Cybercrime is always in the news and it now seems to be a matter of not if you get attacked, but when.
Someone who deals in insurance was telling us that insurance policies will soon take this into account — not the level of protection a business has, but its disaster recovery. Getting hacked is unavoidable, the question is how well you’re prepared for it.
Our IT expert went to a police seminar recently and watched as a security expert took control of a laptop after executing a simple code that can be sent via email. Click on the email and he’s got control of your computer, because the program accesses your encrypted passwords and gives them to the hacker.
And don’t believe your Mac is immune. The Chronicle recently received a copyright warning because someone had used our router to download a Jason Bourne movie; we now think the culprit was someone accessing the router via dodgy code running on an Apple laptop.
We once caught someone dialling into our server from the Ukraine; most home routers will show evidence of people (or at least bots) trying to gain access from places like Russia.
The police seminar was on various types of fraud — mandate fraud, ransomware and so on — and Financial Fraud Action UK recently organised Take Five Day on Thursday, “a day of action” during which staff in more than 6,800 bank branches talked to customers about simple ways to protect against fraud.
It’s clearly a serious problem — though when the Chronicle was recently hit by a fraudster (using the more old fashioned technique of a forged signature, though obtained on-line), we couldn’t get anyone to investigate.
Someone managed to withdraw £500 from our account but even after being told that a theft/fraud had taken place the police didn’t or couldn’t do anything, possibly because the bank never reported it to them or its own internal fraud unit.
To be fair, subsequent attempts to rent a fictitious warehouse in our name and an attempt to use the company credit card to spend £1,000 were picked up by the bank, so it’s not totally supine about fraud.
We decided that, for £500, the bank (owned by the taxpayer) didn’t figure it was worth its while doing anything.
How far this goes we don’t know: Financial Fraud Action UK reckons that around £2m was lost to financial fraud each day of last year, with the overall scale of financial fraud £768.8m, an increase on the £755m lost in 2015. These losses include payment card and cheque fraud as well as remote banking fraud, which covers internet banking, telephone banking and mobile banking.

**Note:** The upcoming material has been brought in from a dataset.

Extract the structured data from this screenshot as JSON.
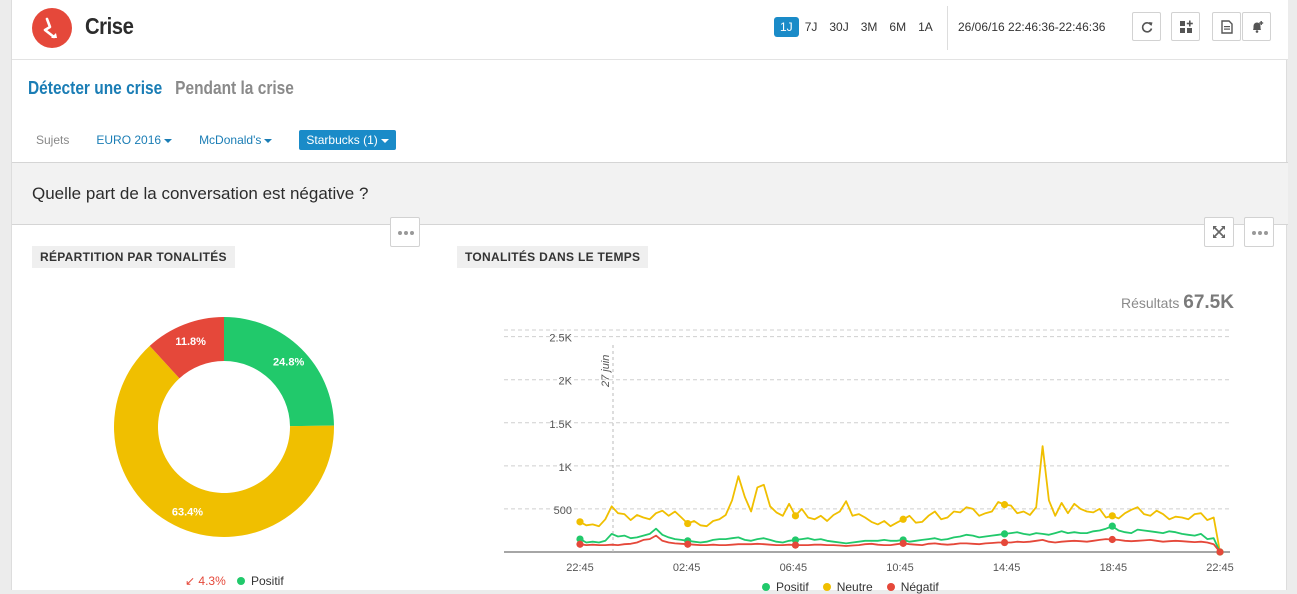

The most common fraud against the average punter is the deluge of spam emails and texts people get. We know of people who’ve followed up the fake “tax rebate” messages, at least until warned; but whoever heard of the HMRC making tax refunds easy? We never get fooled, but some are very convincing.

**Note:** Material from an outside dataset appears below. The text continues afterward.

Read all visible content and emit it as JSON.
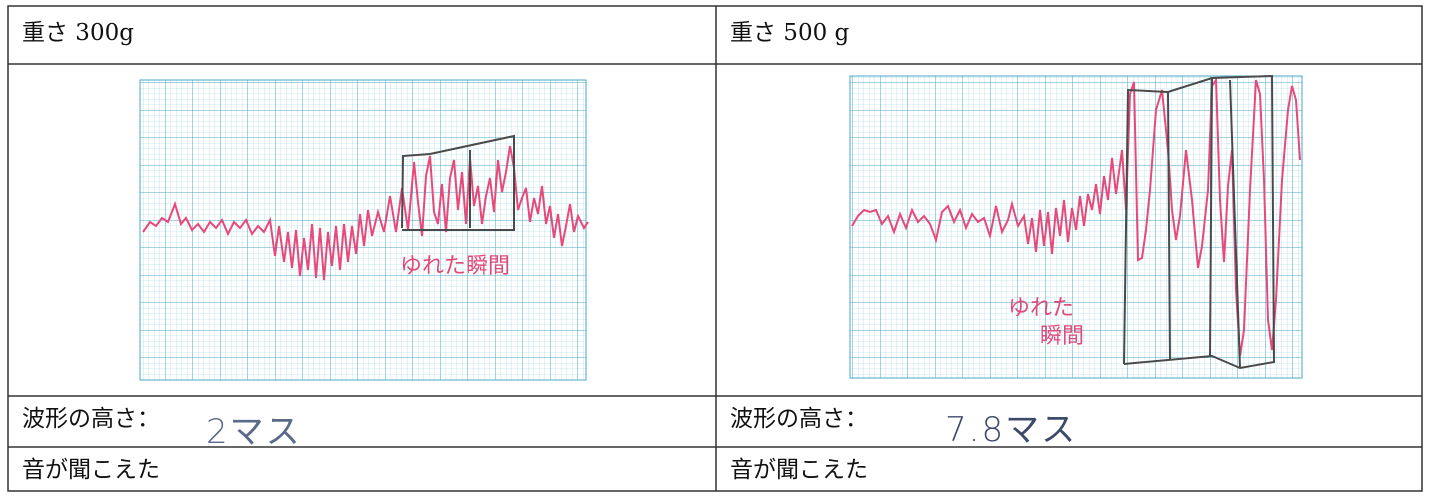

These various approaches have different names: email deception is phishing, phone-based scams are vishing and scams are smishing, but it all basically falls into the age-old saying — if it looks too good to be true, it is.
Old fashioned conmen still operate, of course, going door to door, and old people who don’t know a vish from a smish also don’t know the water board no longer exists, but we suspect that most people who are scammed online either don’t know or don’t admit it and are scammed in far greater numbers.
The worrying thing about our fraud was that the signature was (we think) obtained from a form with Companies House, which means that every director of every company in the land could be at risk — your signatures are there for the world to see. You now need different signatures for different uses, it would appear.
It’s true that, as happened with us, you’ve got to be a skilled conman to walk into a bank and con staff into handing over £500 from a company 150 miles away that requires two signatories on cheques while avoiding cctv, but still — hundreds of thousands of signatures are there online to see.
Of course, the biggest threat to most of us is Facebook. You don’t need to con people into giving away details, because they give them voluntarily to social media — name, age, family members (how many companies ask for mother’s maiden name as a security check?), job, birth date, age — which, given what other information is available, means a reasonably competent conman could assemble considerable information without doing anything remotely dodgy.
Do you use your date of birth and mother’s maiden name as security anywhere? “Happy birthday!” says your mum on Facebook and that’s your security practically blown.
Worse, many people put their children online and who knows what information will be collated on them? It’s not out of the bounds of possibility that as soon as they turn 16 or 18 and apply for a piece of plastic from a bank, a hacker’s computer pings and all the information gathered over a decade is brought into use.
The Chronicle is a small company in a small town in a quiet corner of England yet in these 800 words, we’ve mentioned four attempted frauds, one attempted hack and one illegal use of a router, and that’s what we know about — clearly this is a serious problem.